Infrastrutture verdi. Altro settore legato al suolo è quello delle infrastrutture verdi: parchi, giardini, aree naturali protette e foreste urbane sono fondamentali per la vita nelle città. Anche qui non ci sono stati grossi passi avanti nel biennio considerato. I dati mostrano infatti che la percentuale di verde pubblico sul territorio comunale non è diminuita nell’arco della serie storica analizzata (2000-2010), ma nella maggior parte del campione indagato (30 città su 51) le variazioni positive non hanno superato il punto percentuale, e in 8 città, soprattutto al Centro-Sud, non si sono registrati aumenti.

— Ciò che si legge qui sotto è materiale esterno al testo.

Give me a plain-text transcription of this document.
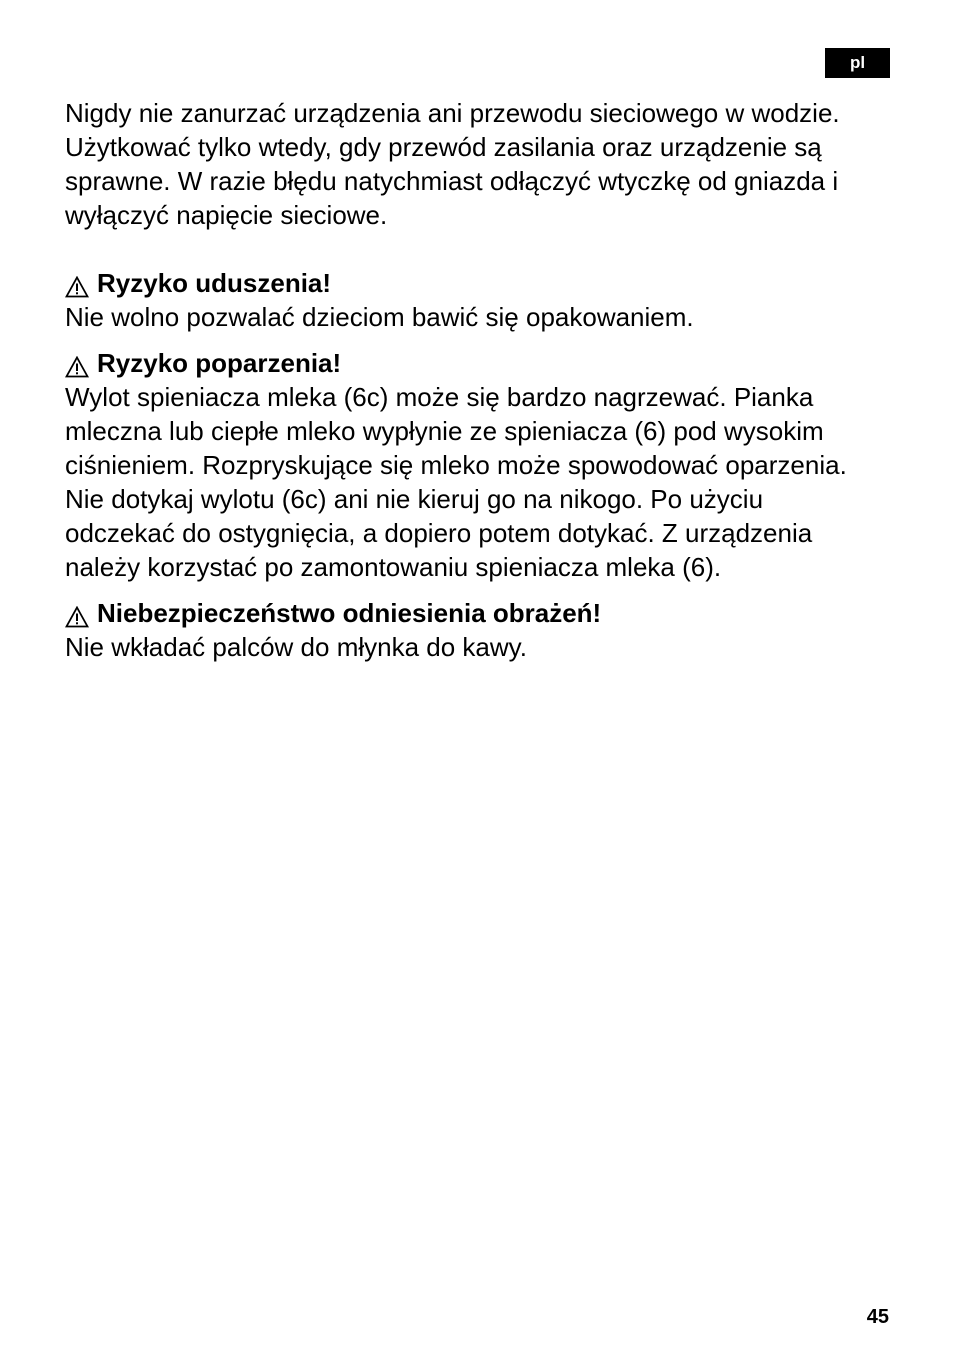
pl

Nigdy nie zanurzać urządzenia ani przewodu sieciowego w wodzie.
Użytkować tylko wtedy, gdy przewód zasilania oraz urządzenie są
sprawne. W razie błędu natychmiast odłączyć wtyczkę od gniazda i
wyłączyć napięcie sieciowe.

Ryzyko uduszenia!

Nie wolno pozwalać dzieciom bawić się opakowaniem.

Ryzyko poparzenia!

Wylot spieniacza mleka (6c) może się bardzo nagrzewać. Pianka
mleczna lub ciepłe mleko wypłynie ze spieniacza (6) pod wysokim
ciśnieniem. Rozpryskujące się mleko może spowodować oparzenia.
Nie dotykaj wylotu (6c) ani nie kieruj go na nikogo. Po użyciu
odczekać do ostygnięcia, a dopiero potem dotykać. Z urządzenia
należy korzystać po zamontowaniu spieniacza mleka (6).

Niebezpieczeństwo odniesienia obrażeń!

Nie wkładać palców do młynka do kawy.

45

Manto stradale. Non va bene neanche il manto stradale, altro indicatore della fragilità delle nostre città. Esso subisce sprofondamenti nei centri urbani sia della sede stradale che al di sotto di edifici. Ad esempio, a Roma nel 2012 sono finora stati registrati 59 sprofondamenti, a fronte dei 36 segnalati durante tutto il 2011. Tali fenomeni in generale sono determinati dalle caratteristiche naturali del sottosuolo (es. cavità carsiche), ma anche da fattori antropici come le insufficienze della rete fognaria e di drenaggio. Il maggior numero di casi di sprofondamento complessivamente censiti (periodo 1884-2012) si sono avuti a Roma (1892 fino a settembre 2012), seguita da Napoli (234) e Cagliari (67).

Mobilità sostenibile. Il rapporto ha esaminato anche il settore degli spostamenti green. E qui non c’è proprio nulla di cui vantarsi. Negli ultimi 20 anni, dal 1991 al 2010, il tasso di motorizzazione dei veicoli privati nel paese è passato da circa 501 autovetture ogni 1000 abitanti a circa 606, con un primato che forse dovrebbe far riflettere: l’Italia è uno dei paesi con più alto numero di autovetture procapite. Tuttavia, nel periodo 2006-2010, il numero di autovetture private ogni 1000 abitanti nelle 51 città è diminuito nel 60% dei comuni (soprattutto Centro-Nord), aumentando invece nel 40% dei comuni (principalmente Sud e Isole).

Piste ciclabili. Solita forbice tra Nord e Sud purtroppo. Il numero di piste ciclabili è cresciuto nel decennio 2000-2010 nella maggior parte delle città, soprattutto al Nord. La regione più virtuosa è l’Emilia Romagna con 8 tra le prime 10 città per metri di piste ciclabili ogni 1000 abitanti. Il valore più elevato si registra a Reggio Emilia con 1026 metri di piste ciclabili per 1000 abitanti mentre, tra le grandi città, Roma e Milano registrano bassi valori (circa 45 e 57 metri di piste ciclabili per 1000 abitanti nel 2010).

Molti passi avanti occorrono ancora per rendere le nostre città a misura d’uomo, ma conoscerne le mancanze è già un piccolo passo avanti per capire cosa va cambiato.